Kamkwamba was born in a family of relative poverty and relied primarily on farming to survive. A crippling famine forced him to drop out of school. Unable to return to school because his family was unable to afford the tuition fee, he began to frequently visit the library to retain his education. At the library he discovered his passion for electronics and decided to make a windmill that could power some electrical appliances in his family’s house.
Local farmers and journalists investigated the spinning device and Kamkwamba’s fame in international news skyrocketed. When The Daily Times in Blantyre, the commercial capital, wrote a story on Kamkwamba’s windmills in November 2006, the story circulated through the blogosphere, and TED conference director Emeka Okafor invited Kamkwamba to talk at TEDGlobal 2007 in Arusha, Tanzania as a guest. His speech moved the audience, and several venture capitalists at the conference pledged to help finance his secondary education.

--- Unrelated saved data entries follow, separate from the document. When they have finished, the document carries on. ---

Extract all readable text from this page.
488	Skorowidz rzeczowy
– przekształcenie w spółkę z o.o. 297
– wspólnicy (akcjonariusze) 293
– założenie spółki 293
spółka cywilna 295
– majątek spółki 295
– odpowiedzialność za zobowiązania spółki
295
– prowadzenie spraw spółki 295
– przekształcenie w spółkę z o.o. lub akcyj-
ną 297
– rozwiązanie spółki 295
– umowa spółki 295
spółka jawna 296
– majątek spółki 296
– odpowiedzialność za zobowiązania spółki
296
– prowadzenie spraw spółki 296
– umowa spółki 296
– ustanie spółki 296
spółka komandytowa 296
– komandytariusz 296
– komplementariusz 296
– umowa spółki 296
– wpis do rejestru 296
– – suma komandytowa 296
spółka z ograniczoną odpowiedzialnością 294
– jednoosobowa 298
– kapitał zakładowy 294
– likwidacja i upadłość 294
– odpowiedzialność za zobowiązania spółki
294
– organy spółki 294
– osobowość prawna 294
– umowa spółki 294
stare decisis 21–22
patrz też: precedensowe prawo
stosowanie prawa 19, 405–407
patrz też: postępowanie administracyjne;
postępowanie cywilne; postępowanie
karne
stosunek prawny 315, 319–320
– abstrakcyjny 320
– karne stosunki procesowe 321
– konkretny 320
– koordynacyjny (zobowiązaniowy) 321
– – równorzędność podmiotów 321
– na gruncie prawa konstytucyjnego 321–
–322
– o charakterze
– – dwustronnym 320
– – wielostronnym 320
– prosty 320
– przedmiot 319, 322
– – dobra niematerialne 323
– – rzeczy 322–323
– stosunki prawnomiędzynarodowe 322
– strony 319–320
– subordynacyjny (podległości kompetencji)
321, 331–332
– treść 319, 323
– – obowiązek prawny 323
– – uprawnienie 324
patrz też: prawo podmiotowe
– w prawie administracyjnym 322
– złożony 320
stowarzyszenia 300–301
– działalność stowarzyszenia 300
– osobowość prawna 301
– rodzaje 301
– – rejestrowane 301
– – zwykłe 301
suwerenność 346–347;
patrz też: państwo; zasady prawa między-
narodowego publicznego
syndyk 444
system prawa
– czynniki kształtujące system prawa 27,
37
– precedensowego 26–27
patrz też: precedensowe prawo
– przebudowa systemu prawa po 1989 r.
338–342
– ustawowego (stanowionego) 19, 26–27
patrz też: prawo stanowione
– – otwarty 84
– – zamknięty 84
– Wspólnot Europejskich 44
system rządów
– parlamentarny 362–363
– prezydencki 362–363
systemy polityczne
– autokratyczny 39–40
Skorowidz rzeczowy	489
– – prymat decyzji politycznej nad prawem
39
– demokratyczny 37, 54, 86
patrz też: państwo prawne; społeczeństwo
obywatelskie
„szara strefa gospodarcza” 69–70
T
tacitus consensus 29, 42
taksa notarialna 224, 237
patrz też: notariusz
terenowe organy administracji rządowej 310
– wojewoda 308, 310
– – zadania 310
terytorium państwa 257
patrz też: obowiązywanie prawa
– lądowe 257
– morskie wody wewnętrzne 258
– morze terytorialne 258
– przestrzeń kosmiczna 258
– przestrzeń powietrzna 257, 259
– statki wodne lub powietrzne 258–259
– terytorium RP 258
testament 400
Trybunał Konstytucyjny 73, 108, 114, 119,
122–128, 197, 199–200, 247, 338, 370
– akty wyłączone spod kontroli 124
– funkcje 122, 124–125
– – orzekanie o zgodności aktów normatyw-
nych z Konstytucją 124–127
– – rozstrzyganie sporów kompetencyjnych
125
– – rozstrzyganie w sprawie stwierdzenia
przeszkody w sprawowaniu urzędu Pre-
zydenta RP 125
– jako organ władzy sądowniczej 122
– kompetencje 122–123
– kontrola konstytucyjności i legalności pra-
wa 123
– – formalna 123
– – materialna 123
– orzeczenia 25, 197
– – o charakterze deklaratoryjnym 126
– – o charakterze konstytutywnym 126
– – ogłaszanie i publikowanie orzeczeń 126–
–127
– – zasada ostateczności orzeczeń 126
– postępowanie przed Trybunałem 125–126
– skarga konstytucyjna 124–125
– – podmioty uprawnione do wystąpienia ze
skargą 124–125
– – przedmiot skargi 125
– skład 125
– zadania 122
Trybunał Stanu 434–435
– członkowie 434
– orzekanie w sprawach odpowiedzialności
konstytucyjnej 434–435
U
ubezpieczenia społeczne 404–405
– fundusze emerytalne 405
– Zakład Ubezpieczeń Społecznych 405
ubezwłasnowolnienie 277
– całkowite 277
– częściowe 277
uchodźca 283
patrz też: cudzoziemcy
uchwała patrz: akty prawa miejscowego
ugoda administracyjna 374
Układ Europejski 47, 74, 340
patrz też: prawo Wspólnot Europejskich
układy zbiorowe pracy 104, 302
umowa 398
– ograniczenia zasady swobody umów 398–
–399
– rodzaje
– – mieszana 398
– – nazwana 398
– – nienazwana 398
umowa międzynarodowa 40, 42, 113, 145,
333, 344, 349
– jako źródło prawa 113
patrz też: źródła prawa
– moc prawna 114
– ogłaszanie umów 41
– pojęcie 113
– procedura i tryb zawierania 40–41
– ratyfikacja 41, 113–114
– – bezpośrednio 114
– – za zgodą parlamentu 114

Kamkwamba received a scholarship to the African Leadership Academy and now attends Dartmouth College in Hanover, New Hampshire, where he was tapped and inducted as a member of the Sphinx Senior Society – the oldest all-male secret society in the United States.
Kamkwamba’s story is documented in his autobiography, The Boy Who Harnessed the Wind: Creating Currents of Electricity and Hope. A documentary about Kamkwamba, called William and the Windmill, won the Documentary Feature Grand Jury award at SXSW in 2013.
In 2013 Time Magazine named William one of the “30 People Under 30 Changing The World.